Norway - Ellinor Guttorm Utsi, Sámi reindeer herders
Ellinor Guttorm Utsi is a Sámi Indigenous leader working tirelessly to protect her community’s ancient reindeer-herding way of life in northern Norway. In 2023, several hundred wind turbines were suddenly proposed directly on their summer grazing lands in Čorgaš, threatening to damage grazing land, break migration routes and destroy their culture. Despite fierce opposition, the authorities are rushing approvals.
Protect the rights of the Sámi reindeer-herding communities by demanding that industrial wind-power projects that threaten their lands and way of life do not proceed without the free, prior and informed consent of the affected Sámi people.
South Africa - Unecebo Mboteni
Demand justice for Unecebo Mboteni. In April 2024, three-year-old Unecebo died after falling into a pit toilet at his pre-school in the Eastern Cape.
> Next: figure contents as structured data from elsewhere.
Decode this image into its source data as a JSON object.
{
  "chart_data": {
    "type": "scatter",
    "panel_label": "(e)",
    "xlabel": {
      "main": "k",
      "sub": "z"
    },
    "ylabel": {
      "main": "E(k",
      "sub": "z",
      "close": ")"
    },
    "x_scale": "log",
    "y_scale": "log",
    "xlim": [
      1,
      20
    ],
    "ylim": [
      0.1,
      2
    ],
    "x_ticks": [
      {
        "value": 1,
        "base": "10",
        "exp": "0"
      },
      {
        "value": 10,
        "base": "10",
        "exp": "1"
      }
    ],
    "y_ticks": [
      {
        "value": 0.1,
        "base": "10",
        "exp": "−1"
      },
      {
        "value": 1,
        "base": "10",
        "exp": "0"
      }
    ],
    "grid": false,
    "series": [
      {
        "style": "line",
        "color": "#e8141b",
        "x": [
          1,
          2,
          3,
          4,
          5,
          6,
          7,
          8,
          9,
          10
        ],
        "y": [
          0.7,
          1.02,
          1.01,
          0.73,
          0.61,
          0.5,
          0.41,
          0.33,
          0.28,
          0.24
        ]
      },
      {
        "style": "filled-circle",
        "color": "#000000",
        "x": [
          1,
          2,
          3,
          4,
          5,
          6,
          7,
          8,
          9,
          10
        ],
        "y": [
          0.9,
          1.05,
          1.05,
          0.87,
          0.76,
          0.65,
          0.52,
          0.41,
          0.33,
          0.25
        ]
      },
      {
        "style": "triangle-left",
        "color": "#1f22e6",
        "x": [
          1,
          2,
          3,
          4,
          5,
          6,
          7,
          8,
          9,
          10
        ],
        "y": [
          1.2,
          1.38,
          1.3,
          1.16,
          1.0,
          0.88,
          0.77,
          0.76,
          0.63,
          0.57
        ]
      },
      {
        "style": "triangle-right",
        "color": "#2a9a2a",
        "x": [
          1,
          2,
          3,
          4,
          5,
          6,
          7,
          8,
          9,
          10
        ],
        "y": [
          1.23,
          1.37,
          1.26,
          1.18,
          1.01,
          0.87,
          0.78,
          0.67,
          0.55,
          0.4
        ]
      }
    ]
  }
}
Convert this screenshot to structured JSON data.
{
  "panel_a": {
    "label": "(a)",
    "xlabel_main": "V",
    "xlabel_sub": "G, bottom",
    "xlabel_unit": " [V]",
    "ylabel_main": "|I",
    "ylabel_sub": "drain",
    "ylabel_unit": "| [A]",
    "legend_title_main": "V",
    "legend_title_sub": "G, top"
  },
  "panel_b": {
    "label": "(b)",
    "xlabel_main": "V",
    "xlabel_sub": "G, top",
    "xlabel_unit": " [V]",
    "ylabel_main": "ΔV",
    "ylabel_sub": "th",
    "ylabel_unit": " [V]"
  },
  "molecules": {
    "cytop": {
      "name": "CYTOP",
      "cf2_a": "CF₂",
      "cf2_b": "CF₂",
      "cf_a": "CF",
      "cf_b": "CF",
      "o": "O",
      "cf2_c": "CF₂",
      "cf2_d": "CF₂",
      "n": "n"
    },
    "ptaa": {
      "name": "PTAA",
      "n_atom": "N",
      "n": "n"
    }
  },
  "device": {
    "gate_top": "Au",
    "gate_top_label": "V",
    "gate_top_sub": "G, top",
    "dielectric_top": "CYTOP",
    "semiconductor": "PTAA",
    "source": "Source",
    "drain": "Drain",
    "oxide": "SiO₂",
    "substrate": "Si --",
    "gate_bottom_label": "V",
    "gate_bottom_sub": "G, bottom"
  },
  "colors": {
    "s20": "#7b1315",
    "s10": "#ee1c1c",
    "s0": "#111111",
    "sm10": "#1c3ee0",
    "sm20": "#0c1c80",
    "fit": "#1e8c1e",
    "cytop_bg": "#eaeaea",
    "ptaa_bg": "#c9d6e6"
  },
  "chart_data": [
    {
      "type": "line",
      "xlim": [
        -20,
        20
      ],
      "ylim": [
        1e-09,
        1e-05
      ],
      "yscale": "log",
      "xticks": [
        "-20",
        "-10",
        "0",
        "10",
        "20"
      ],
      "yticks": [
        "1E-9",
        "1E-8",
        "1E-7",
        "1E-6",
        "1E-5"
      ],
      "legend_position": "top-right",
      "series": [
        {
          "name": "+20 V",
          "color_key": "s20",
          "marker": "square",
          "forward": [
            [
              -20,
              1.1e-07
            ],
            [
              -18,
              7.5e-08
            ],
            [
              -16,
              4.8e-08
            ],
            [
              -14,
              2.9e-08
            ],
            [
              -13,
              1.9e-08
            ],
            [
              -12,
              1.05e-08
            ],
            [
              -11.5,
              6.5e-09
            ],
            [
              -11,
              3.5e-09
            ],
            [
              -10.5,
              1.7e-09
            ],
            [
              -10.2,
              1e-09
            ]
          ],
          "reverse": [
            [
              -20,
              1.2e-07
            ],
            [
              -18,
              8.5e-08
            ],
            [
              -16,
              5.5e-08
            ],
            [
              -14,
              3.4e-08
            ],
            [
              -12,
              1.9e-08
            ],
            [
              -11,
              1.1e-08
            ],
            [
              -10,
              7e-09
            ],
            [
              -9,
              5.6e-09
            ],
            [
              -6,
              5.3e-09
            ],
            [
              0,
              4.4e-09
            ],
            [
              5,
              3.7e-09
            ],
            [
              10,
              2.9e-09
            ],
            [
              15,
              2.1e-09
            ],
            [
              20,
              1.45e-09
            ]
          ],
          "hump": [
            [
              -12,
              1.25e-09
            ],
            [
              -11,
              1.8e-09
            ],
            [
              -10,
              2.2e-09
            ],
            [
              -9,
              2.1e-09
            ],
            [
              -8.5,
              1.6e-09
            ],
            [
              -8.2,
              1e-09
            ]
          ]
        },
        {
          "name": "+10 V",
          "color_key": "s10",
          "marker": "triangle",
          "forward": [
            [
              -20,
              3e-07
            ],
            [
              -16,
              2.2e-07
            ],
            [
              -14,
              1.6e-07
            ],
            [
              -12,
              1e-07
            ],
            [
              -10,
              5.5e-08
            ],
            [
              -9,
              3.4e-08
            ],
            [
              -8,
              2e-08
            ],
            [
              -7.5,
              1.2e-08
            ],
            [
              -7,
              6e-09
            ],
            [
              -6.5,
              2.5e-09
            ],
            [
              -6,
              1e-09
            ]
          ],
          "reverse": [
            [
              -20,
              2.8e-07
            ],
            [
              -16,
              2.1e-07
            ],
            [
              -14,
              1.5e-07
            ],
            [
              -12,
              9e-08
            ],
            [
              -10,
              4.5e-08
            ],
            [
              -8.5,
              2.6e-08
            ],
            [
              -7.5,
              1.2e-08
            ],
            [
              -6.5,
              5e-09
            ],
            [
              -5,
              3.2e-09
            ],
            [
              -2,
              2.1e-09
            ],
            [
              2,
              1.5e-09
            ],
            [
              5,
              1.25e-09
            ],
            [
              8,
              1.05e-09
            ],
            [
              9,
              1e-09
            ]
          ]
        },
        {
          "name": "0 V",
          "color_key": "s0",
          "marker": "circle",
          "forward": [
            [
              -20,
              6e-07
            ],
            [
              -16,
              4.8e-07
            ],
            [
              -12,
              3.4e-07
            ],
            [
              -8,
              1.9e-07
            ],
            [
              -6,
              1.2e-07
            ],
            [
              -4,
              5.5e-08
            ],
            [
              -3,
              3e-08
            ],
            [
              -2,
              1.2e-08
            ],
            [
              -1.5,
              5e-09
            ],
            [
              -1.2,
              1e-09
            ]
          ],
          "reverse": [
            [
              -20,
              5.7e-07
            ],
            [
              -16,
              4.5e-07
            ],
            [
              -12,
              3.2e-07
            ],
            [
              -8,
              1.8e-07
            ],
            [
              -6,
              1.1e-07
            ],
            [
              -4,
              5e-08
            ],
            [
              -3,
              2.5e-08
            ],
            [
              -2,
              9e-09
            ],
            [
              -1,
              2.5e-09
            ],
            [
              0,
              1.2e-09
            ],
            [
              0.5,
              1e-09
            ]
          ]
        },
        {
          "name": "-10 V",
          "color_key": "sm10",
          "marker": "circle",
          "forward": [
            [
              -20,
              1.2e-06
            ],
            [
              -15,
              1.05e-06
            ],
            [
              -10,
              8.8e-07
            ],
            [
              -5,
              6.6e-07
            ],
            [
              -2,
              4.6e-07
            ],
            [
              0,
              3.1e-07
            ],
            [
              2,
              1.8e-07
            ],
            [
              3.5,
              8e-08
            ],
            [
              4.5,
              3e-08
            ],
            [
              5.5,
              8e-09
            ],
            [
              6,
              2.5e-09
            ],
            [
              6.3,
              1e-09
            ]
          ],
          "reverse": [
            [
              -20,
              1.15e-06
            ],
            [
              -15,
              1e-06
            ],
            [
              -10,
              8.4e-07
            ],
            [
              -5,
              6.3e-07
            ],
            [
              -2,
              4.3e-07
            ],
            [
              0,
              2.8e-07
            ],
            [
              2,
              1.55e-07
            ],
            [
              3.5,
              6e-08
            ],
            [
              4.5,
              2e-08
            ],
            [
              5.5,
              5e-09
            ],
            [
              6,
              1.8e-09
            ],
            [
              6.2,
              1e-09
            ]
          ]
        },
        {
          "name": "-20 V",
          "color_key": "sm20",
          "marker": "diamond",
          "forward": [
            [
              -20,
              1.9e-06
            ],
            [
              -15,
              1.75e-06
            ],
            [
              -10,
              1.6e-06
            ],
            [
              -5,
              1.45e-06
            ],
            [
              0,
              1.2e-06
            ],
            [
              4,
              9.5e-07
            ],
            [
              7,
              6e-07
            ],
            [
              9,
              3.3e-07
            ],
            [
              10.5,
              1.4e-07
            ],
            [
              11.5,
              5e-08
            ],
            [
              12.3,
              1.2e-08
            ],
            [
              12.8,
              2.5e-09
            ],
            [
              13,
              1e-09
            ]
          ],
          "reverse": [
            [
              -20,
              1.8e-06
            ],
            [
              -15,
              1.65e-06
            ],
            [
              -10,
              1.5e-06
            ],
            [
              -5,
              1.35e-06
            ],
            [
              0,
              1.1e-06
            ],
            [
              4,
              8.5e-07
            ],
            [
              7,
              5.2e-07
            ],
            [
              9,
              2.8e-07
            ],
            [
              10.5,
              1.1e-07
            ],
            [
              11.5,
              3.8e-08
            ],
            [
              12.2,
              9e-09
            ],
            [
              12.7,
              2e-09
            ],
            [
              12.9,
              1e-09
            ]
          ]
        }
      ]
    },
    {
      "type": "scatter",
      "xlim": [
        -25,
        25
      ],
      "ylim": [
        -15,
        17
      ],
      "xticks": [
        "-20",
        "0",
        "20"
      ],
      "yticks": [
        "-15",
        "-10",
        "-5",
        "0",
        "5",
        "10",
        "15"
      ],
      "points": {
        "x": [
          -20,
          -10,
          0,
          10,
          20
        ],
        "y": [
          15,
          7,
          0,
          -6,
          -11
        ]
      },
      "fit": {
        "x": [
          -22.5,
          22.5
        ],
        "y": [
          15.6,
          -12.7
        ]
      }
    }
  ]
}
More than one year on and the family has had no word from the Little Champions Day Care Centre or the department about whether the pit toilet that Unecebo fell into has been removed. They were also told it could be years before the investigation is completed.
Tunisia - Sonia Dahmani
Sonia Dahmani is a lawyer and media commentator who has dedicated her life to defending human rights. On 11 May 2024, security forces arrested Sonia. She was convicted and sentenced on unfounded charges of “spreading false news”, with additional politically motivated investigations still pending. Sonia was held in inhumane conditions and denied medical care, including essential medication, until her conditional release in November 2025.